S-FABLE and LS-FABLE: Fast approximate block-encoding algorithms for unstructured sparse matrices

TL;DR

This paper introduces two efficient quantum algorithms, S-FABLE and LS-FABLE, for approximate block-encoding of unstructured sparse matrices, significantly reducing quantum and classical resource requirements compared to previous methods.

Contribution

The paper presents novel modifications of the FABLE algorithm tailored for sparse matrices, achieving favorable scaling and resource efficiency in quantum circuit implementations.

Findings

S-FABLE requires approximately O(N) rotation gates for matrices with O(N) nonzero entries.

LS-FABLE reduces classical overhead by directly implementing sparse matrix entries.

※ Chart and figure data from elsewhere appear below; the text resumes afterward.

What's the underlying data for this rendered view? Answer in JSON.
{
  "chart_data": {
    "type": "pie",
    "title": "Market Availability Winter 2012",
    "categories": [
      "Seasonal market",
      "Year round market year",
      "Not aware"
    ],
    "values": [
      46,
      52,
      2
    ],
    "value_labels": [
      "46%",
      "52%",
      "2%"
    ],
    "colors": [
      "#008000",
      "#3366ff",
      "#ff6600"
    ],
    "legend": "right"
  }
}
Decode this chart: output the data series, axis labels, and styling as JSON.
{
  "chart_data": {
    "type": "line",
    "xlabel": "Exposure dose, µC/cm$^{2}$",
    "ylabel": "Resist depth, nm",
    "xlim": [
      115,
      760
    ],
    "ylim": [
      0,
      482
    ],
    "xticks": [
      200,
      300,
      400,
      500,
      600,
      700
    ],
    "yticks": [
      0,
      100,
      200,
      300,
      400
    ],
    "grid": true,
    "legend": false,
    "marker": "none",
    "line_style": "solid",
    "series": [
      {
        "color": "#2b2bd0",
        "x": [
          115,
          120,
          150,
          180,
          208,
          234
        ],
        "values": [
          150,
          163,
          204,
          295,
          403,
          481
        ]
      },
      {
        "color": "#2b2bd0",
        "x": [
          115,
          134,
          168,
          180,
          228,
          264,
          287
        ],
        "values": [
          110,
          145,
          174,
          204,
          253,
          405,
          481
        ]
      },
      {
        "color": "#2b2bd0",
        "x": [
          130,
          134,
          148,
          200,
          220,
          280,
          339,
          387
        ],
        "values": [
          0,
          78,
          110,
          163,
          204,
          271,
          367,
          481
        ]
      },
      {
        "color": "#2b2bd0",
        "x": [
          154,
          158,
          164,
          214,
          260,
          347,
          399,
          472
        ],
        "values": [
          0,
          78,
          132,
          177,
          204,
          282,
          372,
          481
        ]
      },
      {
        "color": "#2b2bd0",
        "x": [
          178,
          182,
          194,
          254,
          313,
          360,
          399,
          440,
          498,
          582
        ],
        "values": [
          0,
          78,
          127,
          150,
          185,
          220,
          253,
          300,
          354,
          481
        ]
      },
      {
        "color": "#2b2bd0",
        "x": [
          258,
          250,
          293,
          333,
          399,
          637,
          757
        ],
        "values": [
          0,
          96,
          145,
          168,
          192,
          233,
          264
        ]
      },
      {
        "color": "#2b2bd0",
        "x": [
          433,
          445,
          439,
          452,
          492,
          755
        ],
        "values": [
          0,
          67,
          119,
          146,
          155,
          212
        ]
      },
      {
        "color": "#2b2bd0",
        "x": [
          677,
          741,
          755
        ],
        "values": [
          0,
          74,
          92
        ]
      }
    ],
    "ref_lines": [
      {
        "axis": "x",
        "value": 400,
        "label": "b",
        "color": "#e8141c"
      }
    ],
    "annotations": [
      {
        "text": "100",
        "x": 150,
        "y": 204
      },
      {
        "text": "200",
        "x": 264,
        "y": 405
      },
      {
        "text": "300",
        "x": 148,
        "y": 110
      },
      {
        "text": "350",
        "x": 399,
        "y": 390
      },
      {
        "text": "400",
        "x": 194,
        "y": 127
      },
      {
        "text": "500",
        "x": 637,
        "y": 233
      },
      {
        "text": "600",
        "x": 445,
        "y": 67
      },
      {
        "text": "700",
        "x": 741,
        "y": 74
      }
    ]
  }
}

Both methods demonstrate favorable scaling and resource reduction in quantum circuit complexity.

Abstract

The Fast Approximate BLock-Encoding algorithm (FABLE) is a technique to block-encode arbitrary $N\times N$ dense matrices into quantum circuits using at most $O(N^2)$ one and two-qubit gates and $\mathcal{O}(N^2\log{N})$ classical operations. The method nontrivially transforms a matrix $A$ into a collection of angles to be implemented in a sequence of $y$-rotation gates within the block-encoding circuit. If an angle falls below a threshold value, its corresponding rotation gate may be eliminated without significantly impacting the accuracy of the encoding. Ideally many of these rotation gates may be eliminated at little cost to the accuracy of the block-encoding such that quantum resources are minimized. In this paper we describe two modifications of FABLE to efficiently encode sparse matrices; in the first method termed Sparse-FABLE (S-FABLE), for a generic unstructured sparse matrix $A$ we use FABLE to block encode the Hadamard-conjugated matrix $H^{\otimes n}AH^{\otimes n}$ (computed with $\mathcal{O}(N^2\log N)$ classical operations) and conjugate the resulting circuit with $n$ extra Hadamard gates on each side to reclaim a block-approximation to $A$. We demonstrate that the FABLE circuits corresponding to block-encoding $H^{\otimes n}AH^{\otimes n}$ significantly compress and that overall scaling is empirically favorable (i.e. using S-FABLE to block-encode a sparse matrix with $\mathcal{O}(N)$ nonzero entries requires approximately $\mathcal{O}(N)$ rotation gates and $\mathcal{O}(N\log N)$ CNOT gates). In the second method called `Lazy' Sparse-FABLE (LS-FABLE), we eliminate the quadratic classical overhead altogether by directly implementing scaled entries of the sparse matrix $A$ in the rotation gates of the S-FABLE oracle. This leads to a slightly less accurate block-encoding than S-FABLE, while still demonstrating favorable scaling to FABLE similar to that found in S-FABLE.